Logging infrastructure
Created | State | Summary |
---|---|---|
2023-01-12 | approved | - |
As a Giant Swarm engineer, I want to be able to access a history of logs for components managing our platform in order to both investigate ongoing operational issues and provide details for incident reports.
Context
Atlas started working on a logging infrastructure implementation using Loki. So far we worked on a POC towards having a centralized setup, where a central Loki instance hosted by GiantSwarm ingests logs from our installations. There were some recent discussions where we learned about other requirements leaning towards a distributed setup, here are the pro and cons details of those discussions.
Distributed setup
What we call distributed setup, is when there is 1 Loki instance hosted on each installation. So logs are stored and accessible on a per installation basis.
Pros
- Satisfy customer requirement towards network traffic isolation (i.e. no data leaving their machines or cloud account)
- Smaller impact case of failure
Cons
- Heterogeneous Object storage (different provider, different requirements, different limitations)
- Operational cost (handling many Loki instance)
Centralized setup
What we call centralized setup, is when there is a single central Loki instance hosted by GiantSwarm. So logs are stored and accessible in a single and central place.
Pros
- Global view (aka single pane of glass, cross-installation queries)

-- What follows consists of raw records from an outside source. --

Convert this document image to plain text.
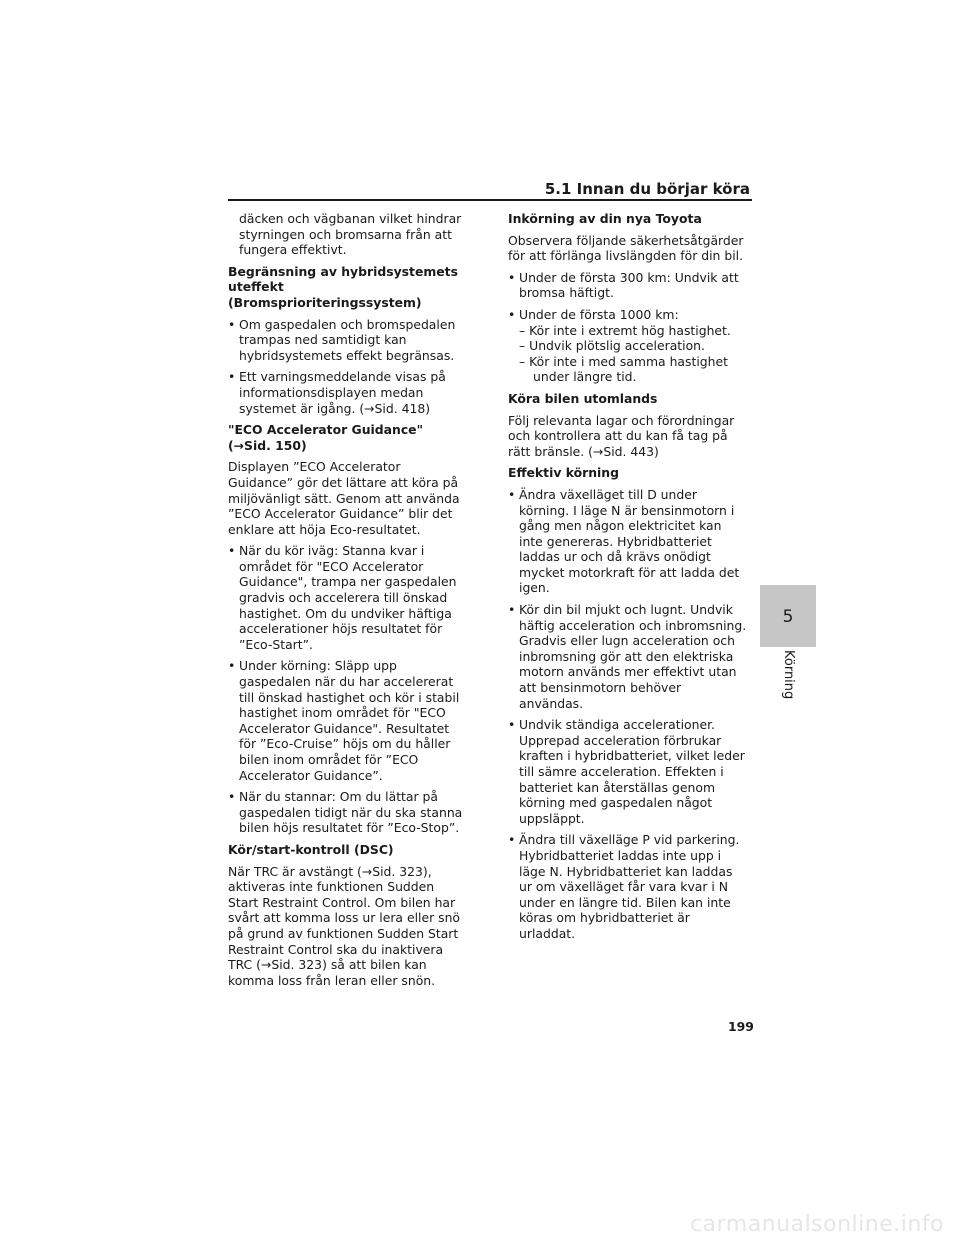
5.1 Innan du börjar köra

däcken och vägbanan vilket hindrar styrningen och bromsarna från att fungera effektivt.

Begränsning av hybridsystemets uteffekt (Bromsprioriteringssystem)
• Om gaspedalen och bromspedalen trampas ned samtidigt kan hybridsystemets effekt begränsas.
• Ett varningsmeddelande visas på informationsdisplayen medan systemet är igång. (→Sid. 418)
"ECO Accelerator Guidance" (→Sid. 150)

Displayen ”ECO Accelerator Guidance” gör det lättare att köra på miljövänligt sätt. Genom att använda ”ECO Accelerator Guidance” blir det enklare att höja Eco-resultatet.

• När du kör iväg: Stanna kvar i området för "ECO Accelerator Guidance", trampa ner gaspedalen gradvis och accelerera till önskad hastighet. Om du undviker häftiga accelerationer höjs resultatet för ”Eco-Start”.
• Under körning: Släpp upp gaspedalen när du har accelererat till önskad hastighet och kör i stabil hastighet inom området för "ECO Accelerator Guidance". Resultatet för ”Eco-Cruise” höjs om du håller bilen inom området för ”ECO Accelerator Guidance”.
• När du stannar: Om du lättar på gaspedalen tidigt när du ska stanna bilen höjs resultatet för ”Eco-Stop”.
Kör/start-kontroll (DSC)

När TRC är avstängt (→Sid. 323), aktiveras inte funktionen Sudden Start Restraint Control. Om bilen har svårt att komma loss ur lera eller snö på grund av funktionen Sudden Start Restraint Control ska du inaktivera TRC (→Sid. 323) så att bilen kan komma loss från leran eller snön.

Inkörning av din nya Toyota

Observera följande säkerhetsåtgärder för att förlänga livslängden för din bil.

• Under de första 300 km: Undvik att bromsa häftigt.
• Under de första 1000 km:
– Kör inte i extremt hög hastighet.
– Undvik plötslig acceleration.
– Kör inte i med samma hastighet under längre tid.
Köra bilen utomlands

Följ relevanta lagar och förordningar och kontrollera att du kan få tag på rätt bränsle. (→Sid. 443)

Effektiv körning
• Ändra växelläget till D under körning. I läge N är bensinmotorn i gång men någon elektricitet kan inte genereras. Hybridbatteriet laddas ur och då krävs onödigt mycket motorkraft för att ladda det igen.
• Kör din bil mjukt och lugnt. Undvik häftig acceleration och inbromsning. Gradvis eller lugn acceleration och inbromsning gör att den elektriska motorn används mer effektivt utan att bensinmotorn behöver användas.
• Undvik ständiga accelerationer. Upprepad acceleration förbrukar kraften i hybridbatteriet, vilket leder till sämre acceleration. Effekten i batteriet kan återställas genom körning med gaspedalen något uppsläppt.
• Ändra till växelläge P vid parkering. Hybridbatteriet laddas inte upp i läge N. Hybridbatteriet kan laddas ur om växelläget får vara kvar i N under en längre tid. Bilen kan inte köras om hybridbatteriet är urladdat.
5
Körning
199
carmanualsonline.info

- Anomalies detections (i.e. detect issues earlier via error/trends measures accross installations/regions/providers)
Cons
- Cost needs a new billing system and business model
- Customer does not own their data (i.e. lose logs access when leaving GiantSwarm)
- Requires good connectivty from installations to Loki (i.e. edge cluster might be a problem)
Conclusion
There is a hard requirement from some customer where no data should leave their installation (due to legal concerns). In order to comply with this requirement we need to adopt a distributed setup.
Next steps
Requirements
- object storage: in order for data to be stored at the installation level, Loki requires access to an object storage solution. This is currently unknown and needs to be evaluated on a per-provider basis
Steps
- Build a POC following the distributed setup with 1 provider.
- Re-evaluate and see how we proceed with other providers and other customer requirements.
Open questions
- Can we provide a global view on a distributed setup ?